Given the uncertainties about the details of any healthcare reform proposal, Newton's argument that the committee is largely working out the "distributional" issues that arise when revenues from taxes are substituted for premiums and co-pays looks a bit like placing one's thumb on the scale against Medicare for all.
That's especially so since all the options mentioned come right out of a fiscal Grand Guignol. As the committee acknowledges, moreover, "most of the options we put forward are more progressive on average than current law." In other words, they would hit higher-income taxpayers more than middle- or low-income Americans. That suggests who the prime audience might be for its analysis: those in the highest income tax brackets.
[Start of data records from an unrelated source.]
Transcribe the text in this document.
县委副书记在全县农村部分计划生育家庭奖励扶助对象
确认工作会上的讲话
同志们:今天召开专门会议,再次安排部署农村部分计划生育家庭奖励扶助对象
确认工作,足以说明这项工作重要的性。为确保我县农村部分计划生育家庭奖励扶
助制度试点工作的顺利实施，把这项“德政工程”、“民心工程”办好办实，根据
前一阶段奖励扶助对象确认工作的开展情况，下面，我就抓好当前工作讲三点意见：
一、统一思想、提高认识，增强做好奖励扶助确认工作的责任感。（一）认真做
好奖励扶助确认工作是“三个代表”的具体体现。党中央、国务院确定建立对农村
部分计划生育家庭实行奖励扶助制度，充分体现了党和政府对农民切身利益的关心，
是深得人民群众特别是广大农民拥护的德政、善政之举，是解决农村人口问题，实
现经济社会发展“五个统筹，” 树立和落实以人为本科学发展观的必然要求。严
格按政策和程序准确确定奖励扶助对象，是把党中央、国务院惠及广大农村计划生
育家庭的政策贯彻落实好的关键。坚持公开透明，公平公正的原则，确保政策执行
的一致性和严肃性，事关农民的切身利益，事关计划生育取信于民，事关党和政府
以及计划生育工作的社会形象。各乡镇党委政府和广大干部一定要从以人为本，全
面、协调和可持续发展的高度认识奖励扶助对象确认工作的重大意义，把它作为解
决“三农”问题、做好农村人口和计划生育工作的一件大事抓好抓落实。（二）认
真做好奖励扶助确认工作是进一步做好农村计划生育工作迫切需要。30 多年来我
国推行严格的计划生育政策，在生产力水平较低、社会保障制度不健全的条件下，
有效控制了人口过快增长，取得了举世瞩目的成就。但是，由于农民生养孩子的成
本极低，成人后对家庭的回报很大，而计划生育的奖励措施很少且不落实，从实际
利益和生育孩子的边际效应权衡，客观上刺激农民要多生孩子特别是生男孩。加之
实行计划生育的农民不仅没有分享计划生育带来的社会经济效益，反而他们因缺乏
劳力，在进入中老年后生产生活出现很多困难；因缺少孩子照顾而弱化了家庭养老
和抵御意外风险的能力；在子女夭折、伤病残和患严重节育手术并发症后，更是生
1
The committee is right to observe that every financing option has particular consequences. The committee says its "preliminary" analysis will be "followed by a more detailed analysis of the various consequences of different financing options." That's like rolling a bomb into a room and saying you'll think about who might be maimed later. How long do you think it will be before Sanders or Warren is asked to justify raising the payroll tax by a third or income taxes by 25% to fund healthcare reform? And for all the concern about higher taxes suppressing economic growth, wouldn't relieving households and businesses of the implicit tax of healthcare costs spur economic growth?
The public debate about healthcare reform in general and Medicare for all in particular is bound to be complicated, technically and politically. Putting out frightful numbers with little context is likely not to advance the debate, but to end it before it can start.